Looks like someone needs a new fishin' spot. |
I used to worry about saving the planet from pollution and
other toxins. But that doesn't concern me anymore. Turns out there's something
much bigger to worry about....
There's a special place along the river where I like to sit and just be. Years back I had a habit of going to this particular spot a
couple of times a week. It's within a heavily wooded shoreline and the trees on
either side of the sittin' spot frame the river and view perfectly. It was cool
to see the seasons change from that same vantage point. Spring to summer.
Summer to fall. Fall to winter.
I must have started there in spring, because I enjoyed quite
some time there before the littering started. Then every time I would go to
this spot back in the woods, there would be soda bottles and bait cups and all
manner of chip bags strewn about. The fishermen didn't even try to bag their
trash. They just left it—and the bags it came in—where they used it.
So each time I visited, I brought a bag. And I picked their
trash up. And I deposited it in the trashcans back in the parking lot. The same trashcans they passed every time they came there to fish. And after a
while I started thinking, "they probably think a fairy comes by and cleans
up after them. So I'm really just enabling their
behavior."
Gaia killed the dinosaurs for less. |
I thought of making a sign and posting it on one of the
trees. I visited less often. And after a while, I grew so weary and
disheartened that I just abandoned the spot altogether and found another.
After a month or two, it was spring again and I missed my
spot. So I thought I'd give it a try. I loaded up with bags and hiked back into
the woods to my special place, braced for all the trash I would find there. But
there was none! Nothing!
I plunked down in my spot and took in everything. The sun
sparkling on the river. The beauty of the opposite shoreline. The ducks and
ducklings paddling by. And I looked up to see the fresh green leaves on the
trees overhead and....there were at least three fishing lines and hooks caught
up in the branches. It seems that, when the leaves started to come, the canopy prevented
the fishermen from casting their lines!
At first I chuckled at Mother Nature's brilliance. Then it
hit me. There I was worrying about saving the planet when we should all be
worried about saving ourselves! Mother Nature was here billions of years before
us. She survived methane air, the dinosaurs, geomagnetic reversal and all sorts of scary
crap. And she came out of it looking pretty darned awesome and bountiful.
It's time to start calling a spade a spade. The earth isn't in any danger. We are. Instead of talking about climate change, we should be talking about species change. Because soon it will behoove her to choke us out, rather than suffer
the case of the sniffles we're inflicting on her with our holes in the ozone
and non-biodegradable toxin-infused trash. In 100 years, she'll have covered all evidence of us being
here. And in 10,000 years, they'll have to use sonar and soil samples and carefully
calibrated instruments to even know we ever existed. And Mother Nature? She'll
have aged the equivalent of maybe two human weeks.

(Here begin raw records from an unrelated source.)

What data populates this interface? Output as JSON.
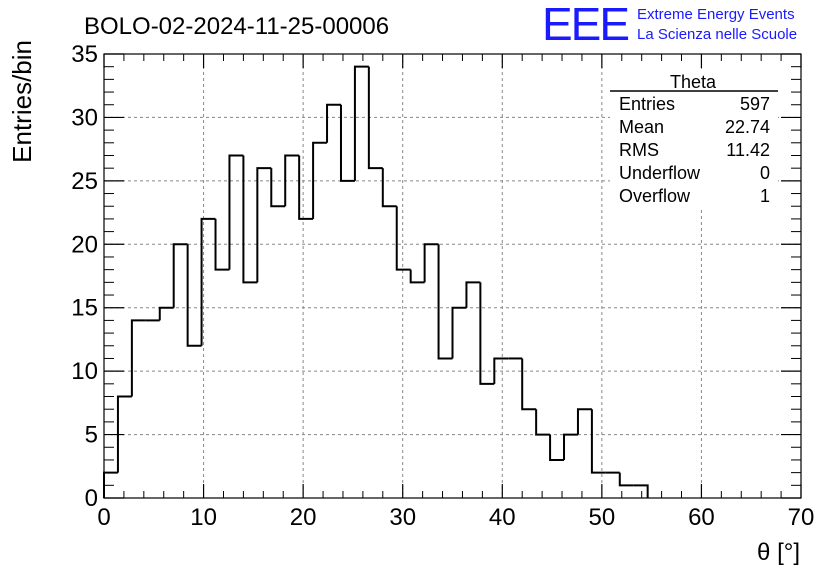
{
  "header": {
    "run_title": "BOLO-02-2024-11-25-00006",
    "logo_text": "EEE",
    "logo_line1": "Extreme Energy Events",
    "logo_line2": "La Scienza nelle Scuole",
    "logo_color": "#1a1aff"
  },
  "stats_box": {
    "title": "Theta",
    "rows": [
      {
        "label": "Entries",
        "value": "597"
      },
      {
        "label": "Mean",
        "value": "22.74"
      },
      {
        "label": "RMS",
        "value": "11.42"
      },
      {
        "label": "Underflow",
        "value": "0"
      },
      {
        "label": "Overflow",
        "value": "1"
      }
    ]
  },
  "chart_data": {
    "type": "bar",
    "style": "step-histogram",
    "title": "BOLO-02-2024-11-25-00006",
    "xlabel": "θ [°]",
    "ylabel": "Entries/bin",
    "xlim": [
      0,
      70
    ],
    "ylim": [
      0,
      35
    ],
    "bin_width": 1.4,
    "bin_start": 0,
    "values": [
      2,
      8,
      14,
      14,
      15,
      20,
      12,
      22,
      18,
      27,
      17,
      26,
      23,
      27,
      22,
      28,
      31,
      25,
      34,
      26,
      23,
      18,
      17,
      20,
      11,
      15,
      17,
      9,
      11,
      11,
      7,
      5,
      3,
      5,
      7,
      2,
      2,
      1,
      1
    ],
    "x_ticks": [
      "0",
      "10",
      "20",
      "30",
      "40",
      "50",
      "60",
      "70"
    ],
    "y_ticks": [
      "0",
      "5",
      "10",
      "15",
      "20",
      "25",
      "30",
      "35"
    ],
    "grid": true,
    "line_color": "#000000"
  }
}
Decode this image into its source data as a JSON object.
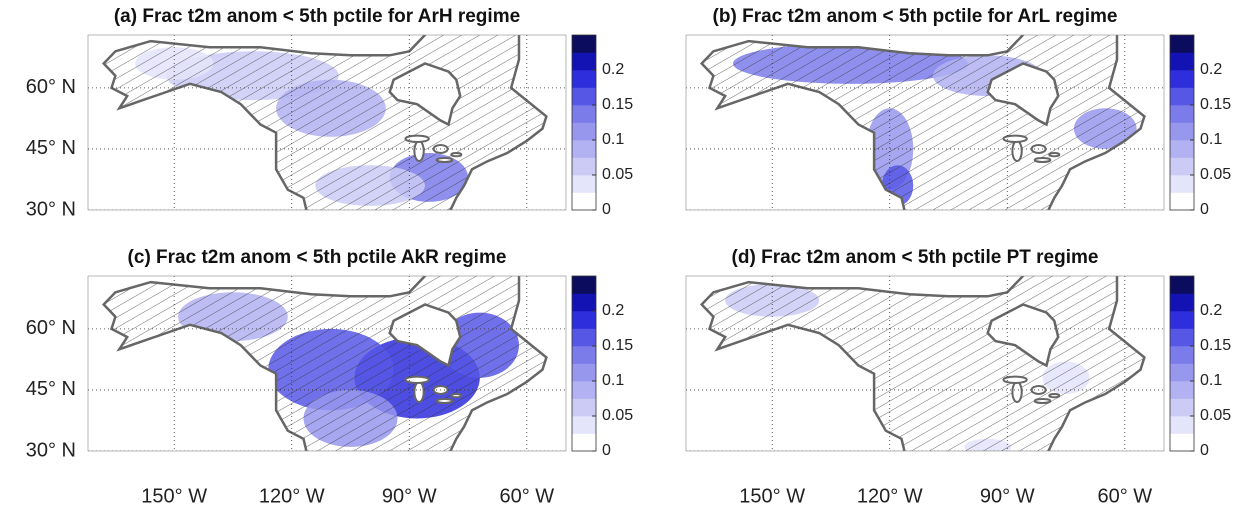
{
  "panels": [
    {
      "title": "(a) Frac t2m anom < 5th pctile for ArH regime"
    },
    {
      "title": "(b) Frac t2m anom < 5th pctile for ArL regime"
    },
    {
      "title": "(c) Frac t2m anom < 5th pctile AkR regime"
    },
    {
      "title": "(d) Frac t2m anom < 5th pctile PT regime"
    }
  ],
  "lat_lim": [
    30,
    73
  ],
  "lon_lim": [
    -172,
    -50
  ],
  "lat_ticks": [
    {
      "value": 30,
      "label": "30° N"
    },
    {
      "value": 45,
      "label": "45° N"
    },
    {
      "value": 60,
      "label": "60° N"
    }
  ],
  "lon_ticks": [
    {
      "value": -150,
      "label": "150° W"
    },
    {
      "value": -120,
      "label": "120° W"
    },
    {
      "value": -90,
      "label": "90° W"
    },
    {
      "value": -60,
      "label": "60° W"
    }
  ],
  "colorbar": {
    "lim": [
      0,
      0.25
    ],
    "ticks": [
      0,
      0.05,
      0.1,
      0.15,
      0.2
    ],
    "colors": [
      "#ffffff",
      "#e4e4fb",
      "#cbcbf6",
      "#b2b2f2",
      "#9797ee",
      "#7b7bea",
      "#5757e6",
      "#2e2edc",
      "#1313b4",
      "#0c0c5e"
    ]
  }
}
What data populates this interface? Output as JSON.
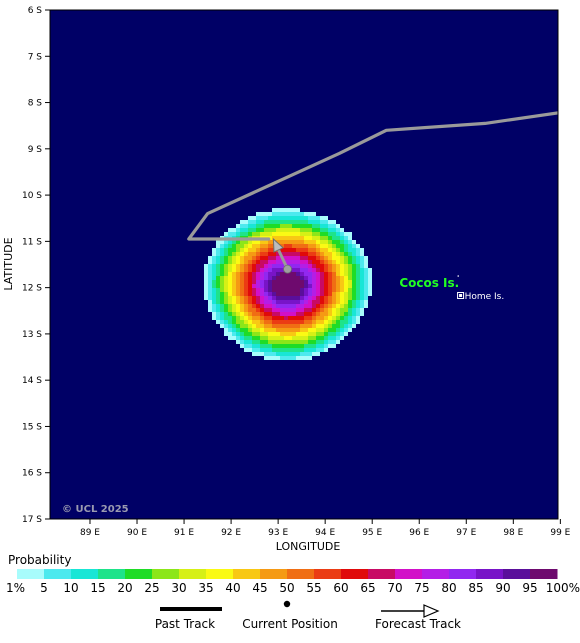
{
  "map": {
    "axes": {
      "xlabel": "LONGITUDE",
      "ylabel": "LATITUDE",
      "lon_ticks": [
        89,
        90,
        91,
        92,
        93,
        94,
        95,
        96,
        97,
        98,
        99
      ],
      "lon_labels": [
        "89 E",
        "90 E",
        "91 E",
        "92 E",
        "93 E",
        "94 E",
        "95 E",
        "96 E",
        "97 E",
        "98 E",
        "99 E"
      ],
      "lat_ticks": [
        6,
        7,
        8,
        9,
        10,
        11,
        12,
        13,
        14,
        15,
        16,
        17
      ],
      "lat_labels": [
        "6 S",
        "7 S",
        "8 S",
        "9 S",
        "10 S",
        "11 S",
        "12 S",
        "13 S",
        "14 S",
        "15 S",
        "16 S",
        "17 S"
      ],
      "lon_range": [
        88.15,
        98.95
      ],
      "lat_range": [
        6.0,
        17.0
      ]
    },
    "colors": {
      "background": "#000066",
      "track": "#9a9a9a"
    },
    "copyright": "© UCL 2025",
    "islands": [
      {
        "label": "Cocos Is.",
        "lon": 96.85,
        "lat": 11.9,
        "color": "#22ff22"
      },
      {
        "label": "Home Is.",
        "lon": 96.9,
        "lat": 12.17,
        "color": "#ffffff"
      }
    ],
    "past_track": [
      {
        "lon": 99.1,
        "lat": 8.2
      },
      {
        "lon": 97.4,
        "lat": 8.45
      },
      {
        "lon": 95.3,
        "lat": 8.6
      },
      {
        "lon": 94.3,
        "lat": 9.1
      },
      {
        "lon": 91.5,
        "lat": 10.4
      },
      {
        "lon": 91.1,
        "lat": 10.95
      },
      {
        "lon": 92.8,
        "lat": 10.95
      }
    ],
    "current_position": {
      "lon": 93.2,
      "lat": 11.6
    },
    "forecast_track": [
      {
        "lon": 93.2,
        "lat": 11.6
      },
      {
        "lon": 92.9,
        "lat": 10.95
      }
    ],
    "probability_field": {
      "center": {
        "lon": 93.2,
        "lat": 11.95
      },
      "levels": [
        1,
        5,
        10,
        15,
        20,
        25,
        30,
        35,
        40,
        45,
        50,
        55,
        60,
        65,
        70,
        75,
        80,
        85,
        90,
        95
      ]
    }
  },
  "legend": {
    "title": "Probability",
    "labels": [
      "1%",
      "5",
      "10",
      "15",
      "20",
      "25",
      "30",
      "35",
      "40",
      "45",
      "50",
      "55",
      "60",
      "65",
      "70",
      "75",
      "80",
      "85",
      "90",
      "95",
      "100%"
    ],
    "colors": [
      "#a8fcfc",
      "#4de9ee",
      "#19e6d6",
      "#1ee38a",
      "#1fdc27",
      "#8ce619",
      "#d6f016",
      "#fafa14",
      "#f8c814",
      "#f59a14",
      "#f06e14",
      "#eb3c14",
      "#e00a0a",
      "#c80a64",
      "#d210c8",
      "#b41ee6",
      "#9128f0",
      "#7814c8",
      "#5a0f9b",
      "#6e0a6e"
    ],
    "keys": {
      "past_track": "Past Track",
      "current_position": "Current Position",
      "forecast_track": "Forecast Track"
    }
  }
}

This is an unfortunate reality of most urban shorelines. |
Of course, we don't choose to see it this way, but what's
going on here is a war. It's humans vs. Gaia. And we somehow have the arrogance
to think we could possibly win when 99.9% of everything that's ever lived on
this planet has lost. Who's the only one that's won? The gentle, unassuming ferns, that's who! To the earth, we're just another self-important species going extinct.
Like the Cave Lion, T Rex and Quagga. What's a Quagga? Critters will be asking
the same thing about humans a couple hundred years from now.
So this week, consider what's really at stake with the
choices you make each day—and beyond your relationship to the earth. Consider
other things you may have a skewed perspective on. A pet owner may think nothing
of letting their dog run off leash—until it gets hit by a car. A person may
think nothing of smoking cigarettes—until they get lung cancer. A husband may
think nothing of having a passing affair—until he loses his wife and children.
There is something ingrained in the human psyche that a)
makes us think we're the most important and powerful thing on earth b) makes us
seem beyond extinction as a species and c) allows us to justify and/or blind
ourselves to things we KNOW are wrong or against our best interests.
As far as the things we justify are concerned, we know what
those things are because they're the things we don't openly discuss
with others. So start there. What wouldn't you tell your cubicle mate about
your life? And how can you turn your thoughts around on that so that you
clearly see what's at stake?
There are spiritual folk who believe earth is just one of
many places a soul goes to learn lessons. And they say earth is the most
beautiful and difficult of all those places. It would suck to cut your time
short here only to end up in some brown, chalky, dimly lit desert in the next lifetime. We
could all do well by sparing a moment to take inventory of what it means to be worthy of this place,
this body, this opportunity and this gift we call life.